Florida is home to 160 state parks, many of which are staffed by knowledgeable and experienced rangers. These rangers not only educate the general public about the Florida state park facilities, but also they enforce laws, care for wildlife, work with other agencies to maintain the parks and address environmental issues. There are certain requirements in place for those interested in becoming a Florida state park ranger.
A prospective ranger must learn information on state park pricing, rules and regulations and laws that govern each of the protected state park areas. This includes laws on environmental protection, methods to protect area wildlife and how to respond to emergent situations regarding animals. Rangers should be familiar with the terrain on which they will work should a visitor run into difficulty navigating the area.
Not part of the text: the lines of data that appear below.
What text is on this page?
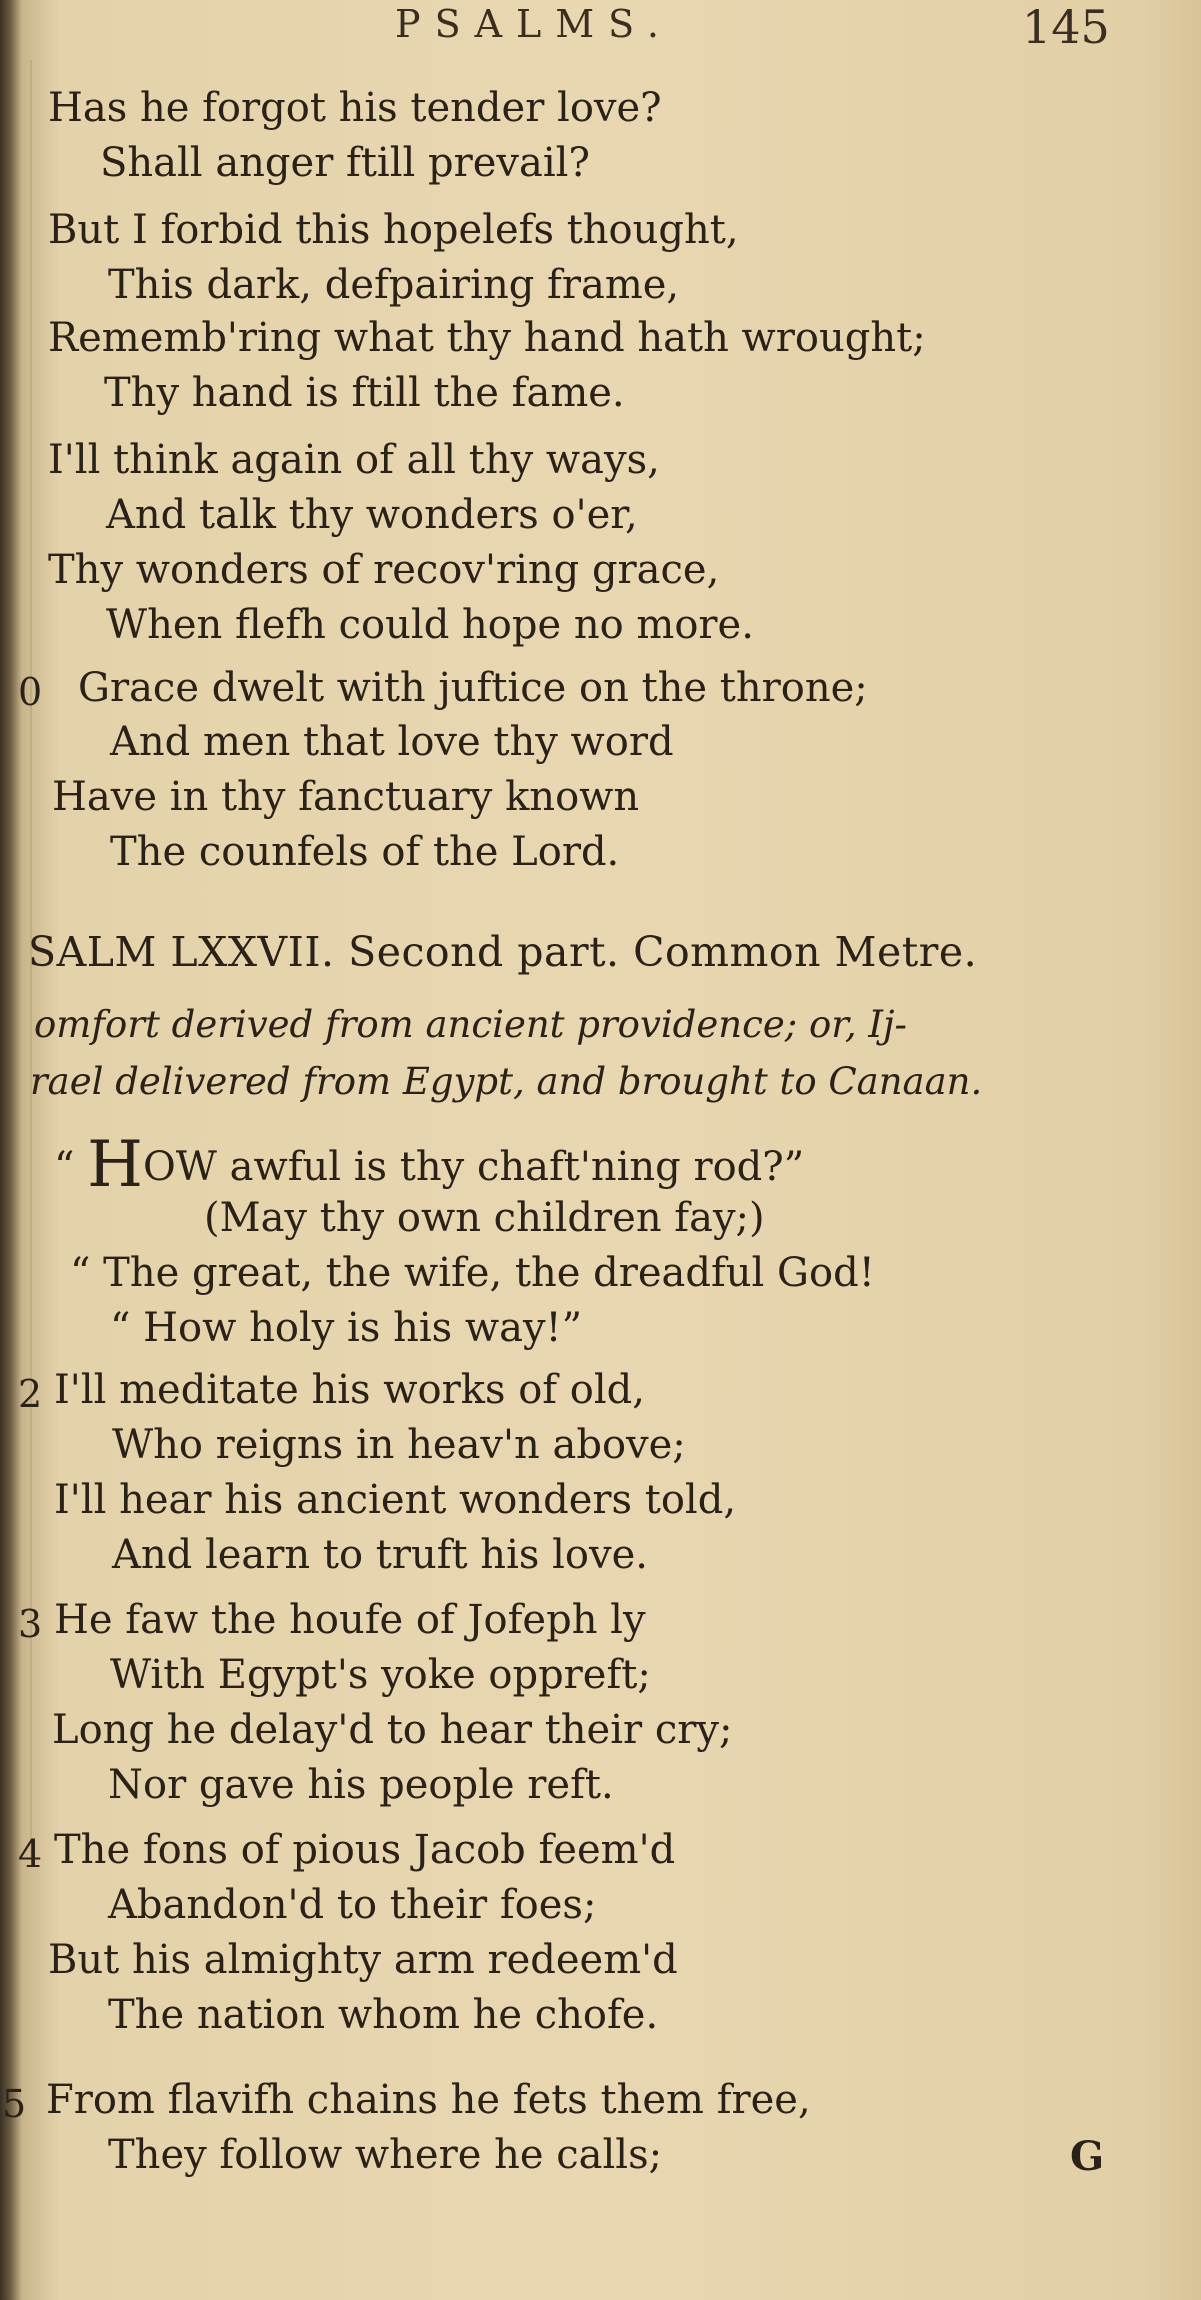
PSALMS.	145
Has he forgot his tender love?
Shall anger ftill prevail?
But I forbid this hopelefs thought,
This dark, defpairing frame,
Rememb'ring what thy hand hath wrought;
Thy hand is ftill the fame.
I'll think again of all thy ways,
And talk thy wonders o'er,
Thy wonders of recov'ring grace,
When flefh could hope no more.
0 Grace dwelt with juftice on the throne;
And men that love thy word
Have in thy fanctuary known
The counfels of the Lord.
SALM LXXVII. Second part. Common Metre.
omfort derived from ancient providence; or, Ij-
rael delivered from Egypt, and brought to Canaan.
“ HOW awful is thy chaft'ning rod?”
(May thy own children fay;)
“ The great, the wife, the dreadful God!
“ How holy is his way!”
2 I'll meditate his works of old,
Who reigns in heav'n above;
I'll hear his ancient wonders told,
And learn to truft his love.
3 He faw the houfe of Jofeph ly
With Egypt's yoke oppreft;
Long he delay'd to hear their cry;
Nor gave his people reft.
4 The fons of pious Jacob feem'd
Abandon'd to their foes;
But his almighty arm redeem'd
The nation whom he chofe.
5 From flavifh chains he fets them free,
They follow where he calls;	G
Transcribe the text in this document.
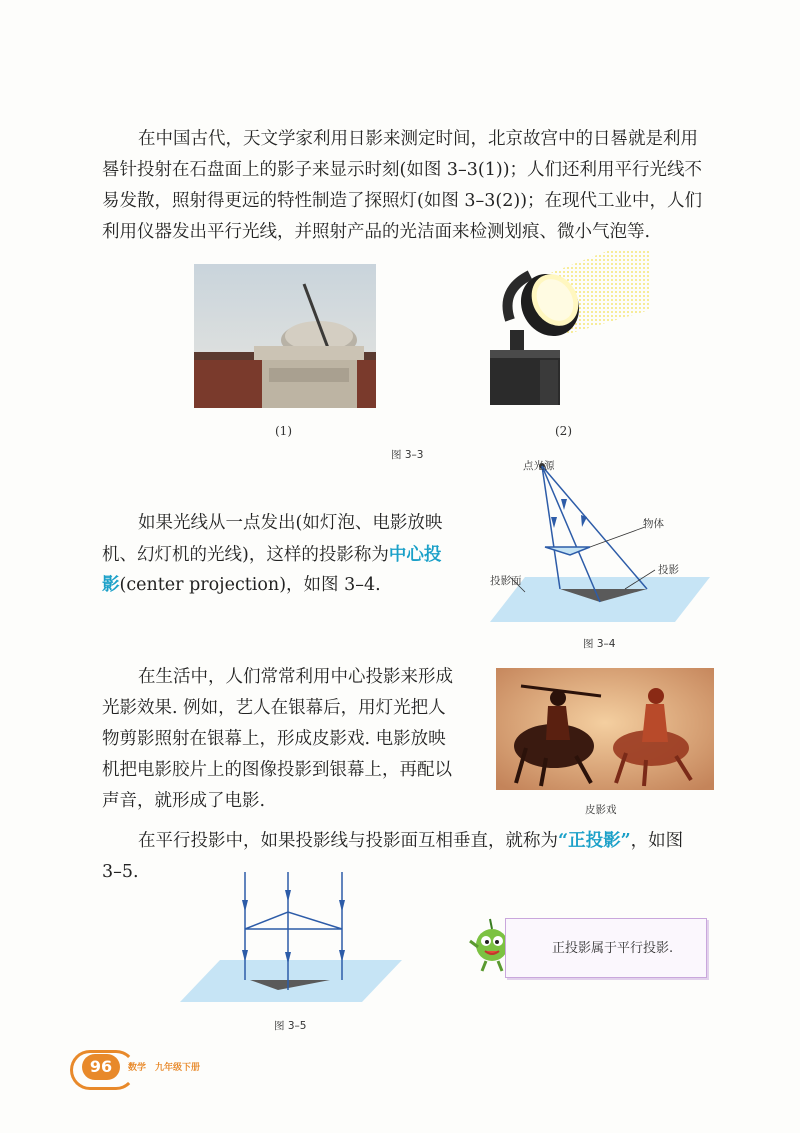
在中国古代，天文学家利用日影来测定时间，北京故宫中的日晷就是利用

晷针投射在石盘面上的影子来显示时刻(如图 3–3(1))；人们还利用平行光线不

易发散，照射得更远的特性制造了探照灯(如图 3–3(2))；在现代工业中，人们

利用仪器发出平行光线，并照射产品的光洁面来检测划痕、微小气泡等.

(1)	(2)
图 3–3

如果光线从一点发出(如灯泡、电影放映

机、幻灯机的光线)，这样的投影称为中心投

影(center projection)，如图 3–4.

点光源
物体
投影
投影面
图 3–4

在生活中，人们常常利用中心投影来形成

光影效果. 例如，艺人在银幕后，用灯光把人

物剪影照射在银幕上，形成皮影戏. 电影放映

机把电影胶片上的图像投影到银幕上，再配以

声音，就形成了电影.	皮影戏

在平行投影中，如果投影线与投影面互相垂直，就称为“正投影”，如图

3–5.

图 3–5
正投影属于平行投影.
96	数学　九年级下册
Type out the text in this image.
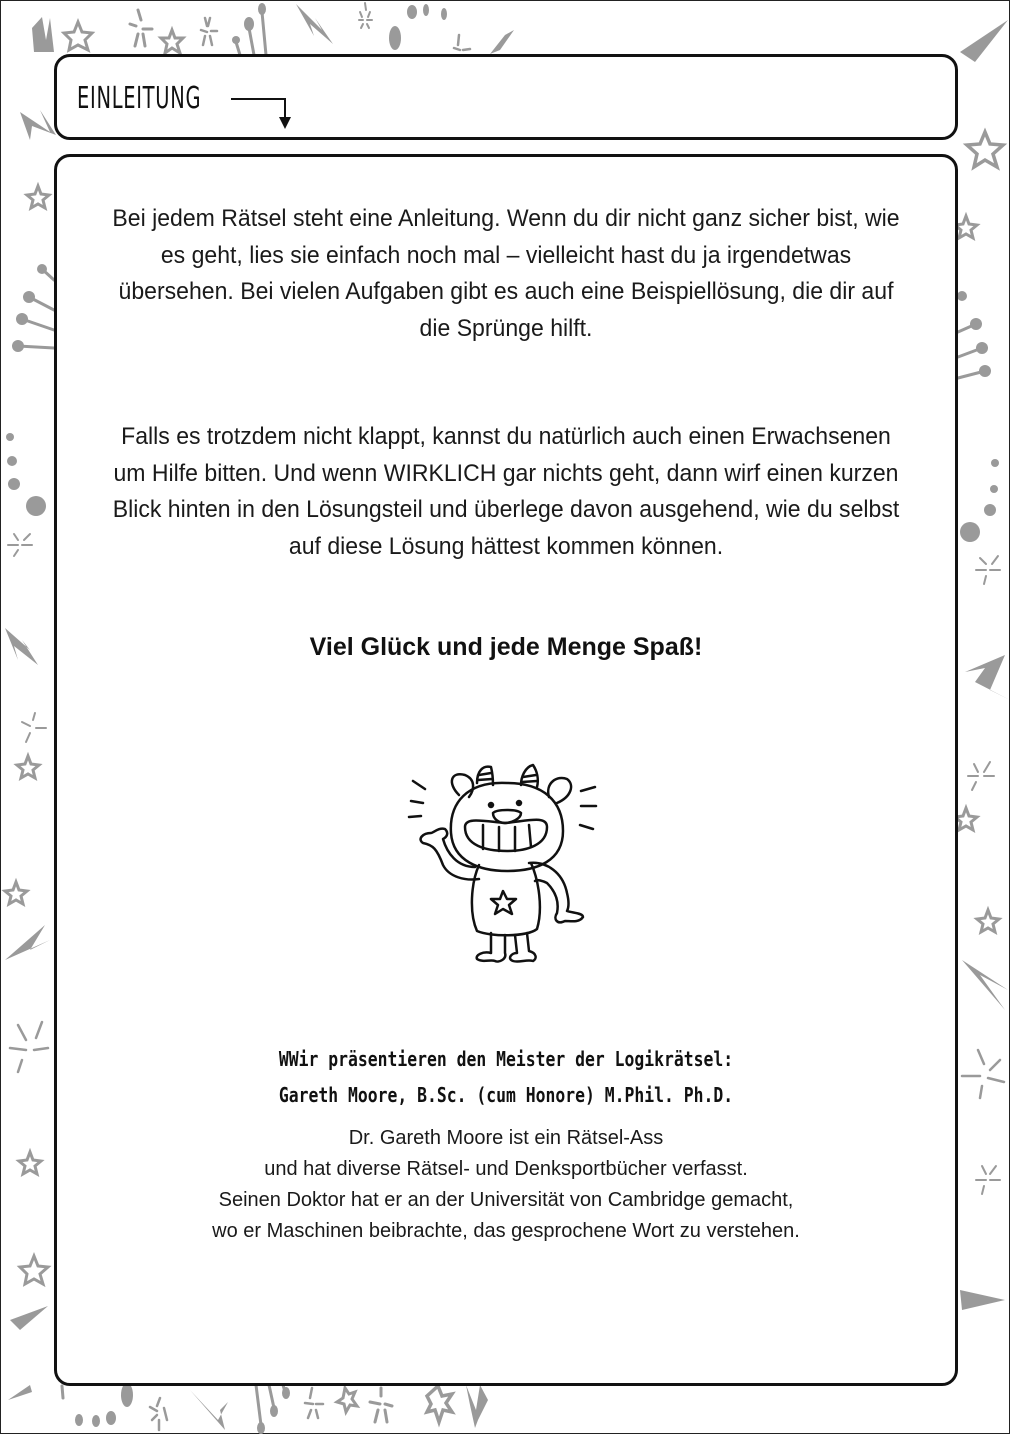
EINLEITUNG
Bei jedem Rätsel steht eine Anleitung. Wenn du dir nicht ganz sicher bist, wie es geht, lies sie einfach noch mal – vielleicht hast du ja irgendetwas übersehen. Bei vielen Aufgaben gibt es auch eine Beispiellösung, die dir auf die Sprünge hilft.
Falls es trotzdem nicht klappt, kannst du natürlich auch einen Erwachsenen um Hilfe bitten. Und wenn WIRKLICH gar nichts geht, dann wirf einen kurzen Blick hinten in den Lösungsteil und überlege davon ausgehend, wie du selbst auf diese Lösung hättest kommen können.
Viel Glück und jede Menge Spaß!
WWir präsentieren den Meister der Logikrätsel:
Gareth Moore, B.Sc. (cum Honore) M.Phil. Ph.D.
Dr. Gareth Moore ist ein Rätsel-Ass
und hat diverse Rätsel- und Denksportbücher verfasst.
Seinen Doktor hat er an der Universität von Cambridge gemacht,
wo er Maschinen beibrachte, das gesprochene Wort zu verstehen.
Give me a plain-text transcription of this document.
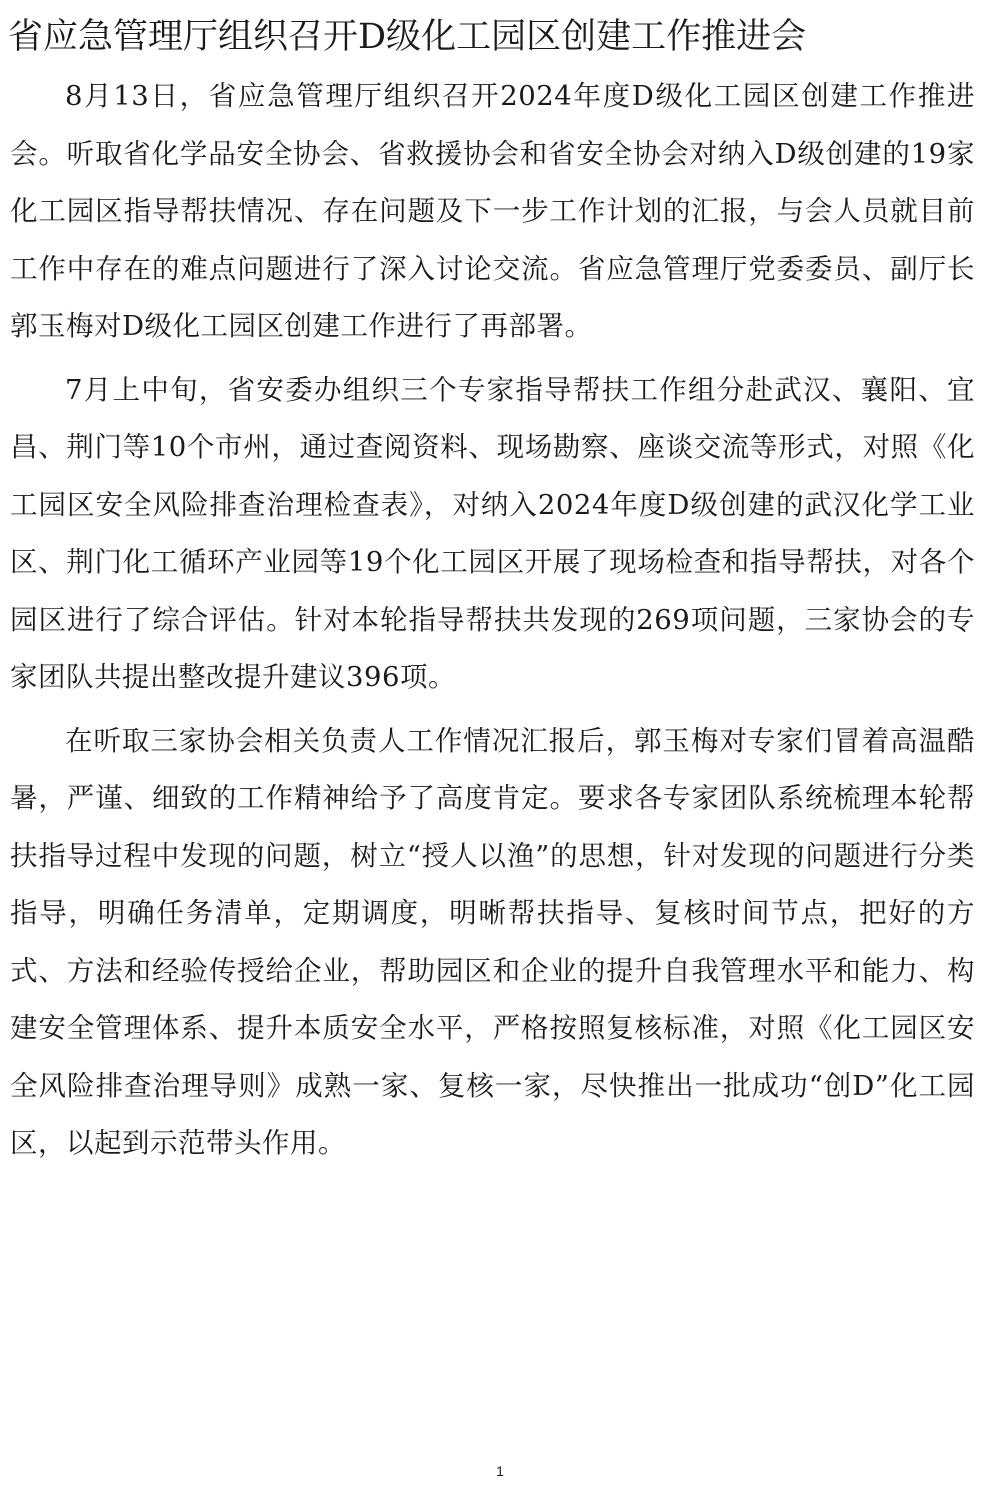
省应急管理厅组织召开D级化工园区创建工作推进会

8月13日，省应急管理厅组织召开2024年度D级化工园区创建工作推进会。听取省化学品安全协会、省救援协会和省安全协会对纳入D级创建的19家化工园区指导帮扶情况、存在问题及下一步工作计划的汇报，与会人员就目前工作中存在的难点问题进行了深入讨论交流。省应急管理厅党委委员、副厅长郭玉梅对D级化工园区创建工作进行了再部署。

7月上中旬，省安委办组织三个专家指导帮扶工作组分赴武汉、襄阳、宜昌、荆门等10个市州，通过查阅资料、现场勘察、座谈交流等形式，对照《化工园区安全风险排查治理检查表》，对纳入2024年度D级创建的武汉化学工业区、荆门化工循环产业园等19个化工园区开展了现场检查和指导帮扶，对各个园区进行了综合评估。针对本轮指导帮扶共发现的269项问题，三家协会的专家团队共提出整改提升建议396项。

在听取三家协会相关负责人工作情况汇报后，郭玉梅对专家们冒着高温酷暑，严谨、细致的工作精神给予了高度肯定。要求各专家团队系统梳理本轮帮扶指导过程中发现的问题，树立“授人以渔”的思想，针对发现的问题进行分类指导，明确任务清单，定期调度，明晰帮扶指导、复核时间节点，把好的方式、方法和经验传授给企业，帮助园区和企业的提升自我管理水平和能力、构建安全管理体系、提升本质安全水平，严格按照复核标准，对照《化工园区安全风险排查治理导则》成熟一家、复核一家，尽快推出一批成功“创D”化工园区，以起到示范带头作用。

1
Florida State Park Ranger Academy Enrollment
Florida state park rangers are required to undergo an intensive two-week training session with the ranger academy. During this time, prospective rangers will learn about traditions at the parks, expectations from the Department of Environmental Protection (the state agency that oversees the park service) and training in all areas of ranger service. Prospective rangers can meet others in the program and form bonds with fellow rangers.
The Florida state park system has a keen focus on land and resource preservation in each of the state's parks. Rangers are expected to carry out missions regarding continued preservation in the state parks. They must convey information to guests and other park employees regarding conserving natural resources where possible. Rangers must themselves be able to observe when resources are at risk and notify the appropriate channels within the DEP to resolve these issues, and keep Florida's parks thriving.
Attending the ranger academy is required to become a Florida state park ranger; keep in mind that you must live-in during your stint at the academy. Also, while there are many younger people in the academy, some are embarking on a second career after retirement. There is no age limit on becoming a park ranger because of the versatility of jobs available. Applications and the hiring process is conducted through the DEP offices.